On Thursday, August 28, 2014 Walt Disney World announced on the Disney Parks Blog that some new entertainment offerings will debut this fall at Epcot. Among these are a new Berber music and dance troupe in Morocco, a flag corps in Italy, a Celtic Folk music ensemble in the United Kingdom, a new lumberjack show in Canada “and more.”
Along with this news, the Mouse announced that several World Showcase entertainment offerings would be taking their final bow in the coming weeks. The World Showcase Players will shout their last “Grail, Grail, Grail!” on Thursday, September 25. Fans can see the last musical performances of the Spirit of America Fife & Drum, Mo’Rockin’ and Off Kilter on Saturday, September 27.
As expected, many Disney fans are sad to see some of these acts go, while others are downright livid. In particular, according to my Facebook newsfeed as well as others, it seems that fans are most upset from the news that Off Kilter will no longer be performing their unique blend of bagpipes and rock music soon.
On Facebook, a Save Off Kilter grassroots page has sprung up with nearly 2,000 members in less than two days. Letter writing campaigns have also been started and many fans are voicing their concerns to Disney Guest Relations, their entertainment department and even local newspapers in an effort to get the decision reversed.
Before I go any further, I need to tell you that I can sympathize with the fans of these groups. My favorite entertainment offering at any theme park on the planet was American Vybe, who performed in the rotunda of the American Adventure at Epcot. Growing up, my father instilled in me a huge love for a cappella music and Vybe, in my opinion, were masters at it. They were the “hip” version of Voices of Liberty, performing contemporary songs by American composers. I easily saw them over 100 times and would see them 100 more if they were still around. Sadly, at the end of 2005, they too got the ax from the Disney entertainment department.

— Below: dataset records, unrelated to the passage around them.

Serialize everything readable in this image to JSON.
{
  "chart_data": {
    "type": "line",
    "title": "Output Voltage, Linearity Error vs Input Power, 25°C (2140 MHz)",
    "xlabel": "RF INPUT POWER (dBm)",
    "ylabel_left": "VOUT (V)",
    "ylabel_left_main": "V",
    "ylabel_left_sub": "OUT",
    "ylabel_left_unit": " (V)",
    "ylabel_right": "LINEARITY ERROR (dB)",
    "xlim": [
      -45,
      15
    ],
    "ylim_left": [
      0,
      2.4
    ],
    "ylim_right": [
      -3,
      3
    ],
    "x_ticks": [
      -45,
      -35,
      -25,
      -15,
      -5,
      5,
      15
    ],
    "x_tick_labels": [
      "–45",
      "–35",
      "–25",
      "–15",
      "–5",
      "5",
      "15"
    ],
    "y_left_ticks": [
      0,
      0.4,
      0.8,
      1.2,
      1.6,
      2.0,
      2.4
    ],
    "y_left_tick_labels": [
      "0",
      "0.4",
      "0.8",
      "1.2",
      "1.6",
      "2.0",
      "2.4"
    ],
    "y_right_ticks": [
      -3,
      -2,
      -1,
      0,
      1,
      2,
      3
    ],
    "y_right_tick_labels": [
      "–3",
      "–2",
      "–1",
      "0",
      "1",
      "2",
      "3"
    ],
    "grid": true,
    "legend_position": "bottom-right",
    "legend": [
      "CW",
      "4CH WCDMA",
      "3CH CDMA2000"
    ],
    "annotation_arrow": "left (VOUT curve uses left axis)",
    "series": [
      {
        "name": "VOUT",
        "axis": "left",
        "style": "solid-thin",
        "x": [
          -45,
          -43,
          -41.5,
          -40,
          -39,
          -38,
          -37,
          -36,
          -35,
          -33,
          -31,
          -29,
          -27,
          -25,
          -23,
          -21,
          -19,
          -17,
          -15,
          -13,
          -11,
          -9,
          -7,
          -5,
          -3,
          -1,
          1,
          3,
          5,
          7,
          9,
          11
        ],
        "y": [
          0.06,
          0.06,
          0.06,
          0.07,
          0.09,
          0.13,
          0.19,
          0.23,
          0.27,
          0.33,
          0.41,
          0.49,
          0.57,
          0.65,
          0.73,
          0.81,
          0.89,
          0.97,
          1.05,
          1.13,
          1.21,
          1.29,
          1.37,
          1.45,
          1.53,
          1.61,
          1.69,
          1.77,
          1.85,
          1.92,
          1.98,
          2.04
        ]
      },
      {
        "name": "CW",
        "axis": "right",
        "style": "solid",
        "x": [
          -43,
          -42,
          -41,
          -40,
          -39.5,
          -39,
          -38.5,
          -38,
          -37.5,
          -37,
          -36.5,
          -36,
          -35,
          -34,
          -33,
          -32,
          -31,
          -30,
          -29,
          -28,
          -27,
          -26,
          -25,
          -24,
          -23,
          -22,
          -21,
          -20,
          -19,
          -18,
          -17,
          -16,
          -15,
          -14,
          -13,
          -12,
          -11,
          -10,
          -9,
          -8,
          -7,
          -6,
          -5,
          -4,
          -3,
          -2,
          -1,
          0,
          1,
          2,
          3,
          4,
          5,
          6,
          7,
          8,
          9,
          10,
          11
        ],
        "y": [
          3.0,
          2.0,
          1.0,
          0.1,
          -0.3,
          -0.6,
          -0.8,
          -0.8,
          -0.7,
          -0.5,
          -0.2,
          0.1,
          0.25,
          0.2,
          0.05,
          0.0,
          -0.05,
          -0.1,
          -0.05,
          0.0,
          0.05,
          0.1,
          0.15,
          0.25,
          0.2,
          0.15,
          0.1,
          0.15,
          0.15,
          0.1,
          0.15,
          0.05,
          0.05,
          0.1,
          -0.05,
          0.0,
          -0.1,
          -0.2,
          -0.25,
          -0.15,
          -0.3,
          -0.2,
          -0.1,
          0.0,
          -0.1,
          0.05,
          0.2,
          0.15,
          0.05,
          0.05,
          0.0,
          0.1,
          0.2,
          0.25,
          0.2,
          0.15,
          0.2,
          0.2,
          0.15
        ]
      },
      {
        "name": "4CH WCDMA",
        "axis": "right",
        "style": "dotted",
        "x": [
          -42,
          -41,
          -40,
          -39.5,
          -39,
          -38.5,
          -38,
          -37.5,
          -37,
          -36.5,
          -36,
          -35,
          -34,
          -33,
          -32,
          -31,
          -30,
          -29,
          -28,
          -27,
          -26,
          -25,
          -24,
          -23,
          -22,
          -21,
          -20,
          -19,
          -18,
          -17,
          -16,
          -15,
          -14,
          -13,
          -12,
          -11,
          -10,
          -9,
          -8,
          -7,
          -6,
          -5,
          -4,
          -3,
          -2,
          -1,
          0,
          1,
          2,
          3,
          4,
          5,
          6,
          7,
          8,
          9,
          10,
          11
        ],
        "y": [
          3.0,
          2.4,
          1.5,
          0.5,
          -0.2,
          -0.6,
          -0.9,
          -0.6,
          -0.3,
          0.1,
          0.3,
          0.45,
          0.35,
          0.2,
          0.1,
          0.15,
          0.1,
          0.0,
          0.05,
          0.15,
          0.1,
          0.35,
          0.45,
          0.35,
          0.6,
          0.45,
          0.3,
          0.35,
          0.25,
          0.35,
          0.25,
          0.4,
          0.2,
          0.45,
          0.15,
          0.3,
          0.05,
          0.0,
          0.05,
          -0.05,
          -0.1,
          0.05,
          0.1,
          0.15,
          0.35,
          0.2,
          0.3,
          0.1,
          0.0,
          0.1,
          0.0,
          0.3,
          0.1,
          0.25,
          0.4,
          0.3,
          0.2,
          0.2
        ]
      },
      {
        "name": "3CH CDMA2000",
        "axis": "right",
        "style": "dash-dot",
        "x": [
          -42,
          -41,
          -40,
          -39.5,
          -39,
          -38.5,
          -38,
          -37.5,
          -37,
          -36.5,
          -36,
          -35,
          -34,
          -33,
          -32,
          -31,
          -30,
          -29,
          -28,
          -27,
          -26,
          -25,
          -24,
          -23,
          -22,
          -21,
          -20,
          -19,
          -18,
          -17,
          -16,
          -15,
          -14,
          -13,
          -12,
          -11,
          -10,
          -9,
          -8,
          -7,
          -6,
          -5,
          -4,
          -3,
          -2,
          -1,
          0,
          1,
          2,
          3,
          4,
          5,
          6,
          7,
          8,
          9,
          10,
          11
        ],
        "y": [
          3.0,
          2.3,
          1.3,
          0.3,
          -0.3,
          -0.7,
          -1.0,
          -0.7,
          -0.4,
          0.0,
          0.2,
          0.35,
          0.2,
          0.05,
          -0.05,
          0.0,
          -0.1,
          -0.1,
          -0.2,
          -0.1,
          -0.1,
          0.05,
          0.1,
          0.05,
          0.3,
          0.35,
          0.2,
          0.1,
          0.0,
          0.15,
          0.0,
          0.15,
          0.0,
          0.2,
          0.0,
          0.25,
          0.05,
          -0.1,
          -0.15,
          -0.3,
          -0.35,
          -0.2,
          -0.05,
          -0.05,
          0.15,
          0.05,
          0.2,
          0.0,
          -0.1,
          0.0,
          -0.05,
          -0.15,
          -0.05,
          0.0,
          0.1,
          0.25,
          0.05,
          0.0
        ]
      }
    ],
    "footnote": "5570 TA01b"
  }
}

I didn’t write any letters, nor did I voice my concern at Guest Relations. Entertainment acts being refreshed or cut is just a part of the biz. Any business, including Walt Disney World, is not a democracy. Just like I can’t walk up to someone’s manager at Target and tell them that one of their employees “deserves to be fired” because I was upset, I can’t tell Disney to keep someone’s job.
Sure, there have been some successful campaigns to change things at Walt Disney World. The “Save Figment” campaign might have something to do with bringing the purple dragon back to the Imagination pavilion. It also might have had more to do with being able to sell Figment merchandise in the gift shop.
Taking a step into the real world, not just theme parks, a group like Off Kilter getting to play five sets a day, five days a week, is nearly unheard of for any band.
Considering Off Kilter started playing at the Canada stage in Epcot over fifteen years ago and have had a continuous gig for that long speaks volumes as to how talented and loved these musicians really are. They produced five albums and actually manage to book gigs outside of Epcot in their spare time.
To help put things into perspective, The British Invasion band in the United Kingdom was replaced a few years ago by the British Revolution. When news first started to hit the web, fans were outraged that theme park fans were going to have their “cheese moved.” However, as it turns out, The British Revolution, with their more contemporary set list, is a smash hit.
Look, I recognize that I am talking about people losing their jobs. No doubt, this is a difficult time for all of the entertainment acts at Epcot who will be departing creatively, emotionally and even financially. However, that’s show business. Not one single performer alive today in any genre in the world can say their job is safe until they are ready to retire.
One more thing to consider. Walt Disney World has already announced the new entertainment offerings that have been announced this fall. Meaning, most likely, contracts have already been signed. Could this be a money saving move? Perhaps, although I don’t know that any more than 99.9 percent of the people reading this, but it’s a safe bet that factors into the equation.
My hope is fans understand that this process of refreshing entertainment is just part of the business. I too will miss these groups as they are a huge part of the reason why I visit Epcot now. However, sometimes it’s best to realize this comes with the territory of being an entertainer. Your thoughts?